Habit science to supercharge your New Year's Resolutions!

7 January 2020

Welcome to 2020!

The start of a new year (and a whole new decade!) is always a great opportunity to think about any changes you might wish to make in your life. Something about a fresh start is very motivating - at least initially - and we all love setting lofty new year's resolutions ranging from going for a run 5 days a week, to finally quitting smoking, to learning how to speak french.

The thing that most typical resolutions have in common is that they centre around habits, both good and bad. Picking up a new gym routine involves forming a good habit for example. Cutting out sugar from your diet involves breaking a bad one.

Behavioural science has a lot to say on this topic: Charles Duigg’s seminal book ‘The Power of Habit’ published in 2012 marked the beginning of a new focus on the science of habitual behaviours. More recently, ‘Atomic Habits’ by James Clear, and ‘Good Habits, Bad Habits’ by Professor Wendy Wood have added even more to the literature pool, arming us with tonnes of information about how to proceed in our new year’s endeavours.

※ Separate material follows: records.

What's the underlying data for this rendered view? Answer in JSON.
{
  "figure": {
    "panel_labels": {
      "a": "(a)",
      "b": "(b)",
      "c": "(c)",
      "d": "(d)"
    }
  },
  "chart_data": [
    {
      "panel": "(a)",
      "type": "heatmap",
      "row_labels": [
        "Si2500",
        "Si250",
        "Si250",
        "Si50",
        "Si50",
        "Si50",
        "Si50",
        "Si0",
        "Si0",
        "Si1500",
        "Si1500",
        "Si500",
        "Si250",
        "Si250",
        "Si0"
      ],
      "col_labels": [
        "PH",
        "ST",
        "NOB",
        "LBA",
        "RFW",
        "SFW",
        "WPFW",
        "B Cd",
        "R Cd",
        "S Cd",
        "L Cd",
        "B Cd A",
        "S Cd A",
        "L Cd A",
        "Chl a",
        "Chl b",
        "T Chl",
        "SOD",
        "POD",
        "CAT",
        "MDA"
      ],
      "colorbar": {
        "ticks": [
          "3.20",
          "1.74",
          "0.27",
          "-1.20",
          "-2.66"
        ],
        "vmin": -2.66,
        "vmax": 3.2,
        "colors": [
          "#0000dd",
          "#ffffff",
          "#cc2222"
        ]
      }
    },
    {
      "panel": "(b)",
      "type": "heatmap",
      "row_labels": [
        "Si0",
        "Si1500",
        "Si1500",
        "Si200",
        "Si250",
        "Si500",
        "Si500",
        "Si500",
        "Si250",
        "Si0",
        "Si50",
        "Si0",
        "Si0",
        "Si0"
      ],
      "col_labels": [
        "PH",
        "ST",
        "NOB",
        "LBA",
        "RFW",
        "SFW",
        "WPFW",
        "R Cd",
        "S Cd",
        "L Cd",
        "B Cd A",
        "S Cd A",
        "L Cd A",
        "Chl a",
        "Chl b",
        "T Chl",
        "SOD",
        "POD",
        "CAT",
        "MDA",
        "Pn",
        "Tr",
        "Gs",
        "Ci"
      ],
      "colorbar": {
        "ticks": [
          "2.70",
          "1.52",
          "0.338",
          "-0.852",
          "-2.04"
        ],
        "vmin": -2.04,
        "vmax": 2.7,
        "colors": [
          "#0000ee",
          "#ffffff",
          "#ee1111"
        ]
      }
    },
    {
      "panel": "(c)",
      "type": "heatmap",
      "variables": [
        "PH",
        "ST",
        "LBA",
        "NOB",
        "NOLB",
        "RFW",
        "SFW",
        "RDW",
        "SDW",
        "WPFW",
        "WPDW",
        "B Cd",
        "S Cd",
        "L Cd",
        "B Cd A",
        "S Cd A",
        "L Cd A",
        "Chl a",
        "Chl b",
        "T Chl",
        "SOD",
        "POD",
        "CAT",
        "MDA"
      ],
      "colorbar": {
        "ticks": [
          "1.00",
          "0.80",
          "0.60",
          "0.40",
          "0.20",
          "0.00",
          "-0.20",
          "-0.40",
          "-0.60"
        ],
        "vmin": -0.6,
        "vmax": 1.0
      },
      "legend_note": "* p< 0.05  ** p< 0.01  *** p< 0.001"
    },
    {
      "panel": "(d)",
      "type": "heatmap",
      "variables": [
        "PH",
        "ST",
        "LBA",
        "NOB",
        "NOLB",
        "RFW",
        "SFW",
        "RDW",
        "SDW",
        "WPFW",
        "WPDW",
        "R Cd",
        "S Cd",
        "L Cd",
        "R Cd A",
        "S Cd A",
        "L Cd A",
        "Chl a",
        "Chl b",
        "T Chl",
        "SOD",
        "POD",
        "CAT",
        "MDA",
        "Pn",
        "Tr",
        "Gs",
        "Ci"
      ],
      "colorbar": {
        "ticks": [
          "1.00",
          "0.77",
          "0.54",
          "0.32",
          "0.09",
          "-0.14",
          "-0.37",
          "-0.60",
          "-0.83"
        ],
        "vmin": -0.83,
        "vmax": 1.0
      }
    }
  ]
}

If you’ve already picked out your resolutions, or you’ve been wanting to make a change for a while, here are some science-backed, habit-based tips and tricks to help you. For the purpose of this blogpost we’ll be focusing on the practical steps you can implement to support your behaviour change, but if you would like to read more about the science of habits, please check out our longer PDF on this very topic!

Good luck!

Tip 1 - Create a stable and supportive environment

Habits are always triggered by a cue, typically in a context that is stable and consistent in our lives. The cue triggers our memory of doing the same action or routine previously, and helps to initiate it again. Much of our routine behaviour is cued by the time of day, for example making your first cup of coffee after waking up, or eating a meal at lunchtime.

A supportive environment means removing barriers and making it as easy as possible for yourself to perform the new behaviour. A classic example of this is packing your gym bag in the evening if you want to go to the gym in the morning. This removes the friction of having to decide what to wear, what work clothes you might need, and whether or not to make a pack lunch, all at 6am in the morning! In addition to this, you might place your gym bag in front of your bedroom door so that it’s one of the first things you see in the morning. This will provide a cue for you to get up and go to the gym!

Tip 2 - Leverage the context

Research shows us that one of the best times to develop a new habit, or break an old one, is during ‘life changes’. That could mean moving house, changing jobs, a new baby or any other event that disrupts the routine behaviours you currently partake in.

Annoyingly, it’s pretty impossible to manufacture a significant life change just to help you with your new year’s resolutions (although make a note of this for next time you move house!), so another way to leverage context is to piggyback your new habit onto an existing one. This works especially well when the new behaviour is compatible with the existing habit. For example, if you want to start flossing your teeth regularly, piggybacking onto your teeth brushing routine is the smartest way to establish a new routine quickly and effectively. Perhaps you want to start a stretching routine to increase flexibility? If you already regularly partake in a form of exercise, incorporating the stretching before or after your current practise is a great idea.

Tip 3 - Start small, and make a plan

You’re better off running for 10 minutes a day consistently across the year, compared to setting a huge goal or running 10km every week and never meeting your targets. Setting goals that are too huge might initially seem like a challenge, but as your motivation starts to wane they can instead feel overwhelming, unachievable, and too difficult.

If you start by building a small habit, you can then slowly build your behaviour, piggybacking as we suggested above. A great example of this might be if you want to cut back on your alcohol intake. Many people start off the year with Dry January, which is motivating for a number of reasons not least the fact that taking part in a social movement provides us with the social norms reinforcement we crave as human beings. But after January, going completely cold turkey might start to seem impossible. What about big social events like birthdays and weddings?

Make a plan. Perhaps at first you will decide not to have an alcoholic drink on Mondays. Try that for a month or two. And then when that has become routine, add another day to the mix. The trick here is to keep building slowly, try not to be in a rush to reach the end goal. In behavioural science we call this kind of goal-setting chunking, and it’s really effective!

Tip 4 - Reward yourself!

Finally, a reward for all your hard work! Research suggests that incorporating some kind of reward during a new routine or after achieving a goal can help to incentivise and motivate us. On top of this, rewards also help to reinforce our new routines, which is crucial for developing a proper habit.

To make the most of this incentivising effect, you should try to include a variety of different types of reward: tangible rewards such as rewarding yourself with a latte from a nice coffee shop when you manage to cycle to work instead of driving; or more subconscious rewards like getting more quality time with your family if you succeed in cutting down your ‘screen time’. Varying the size of the rewards also helps: small rewards can pave the way to succeeding at a larger goal which is coupled with an equivalent prize.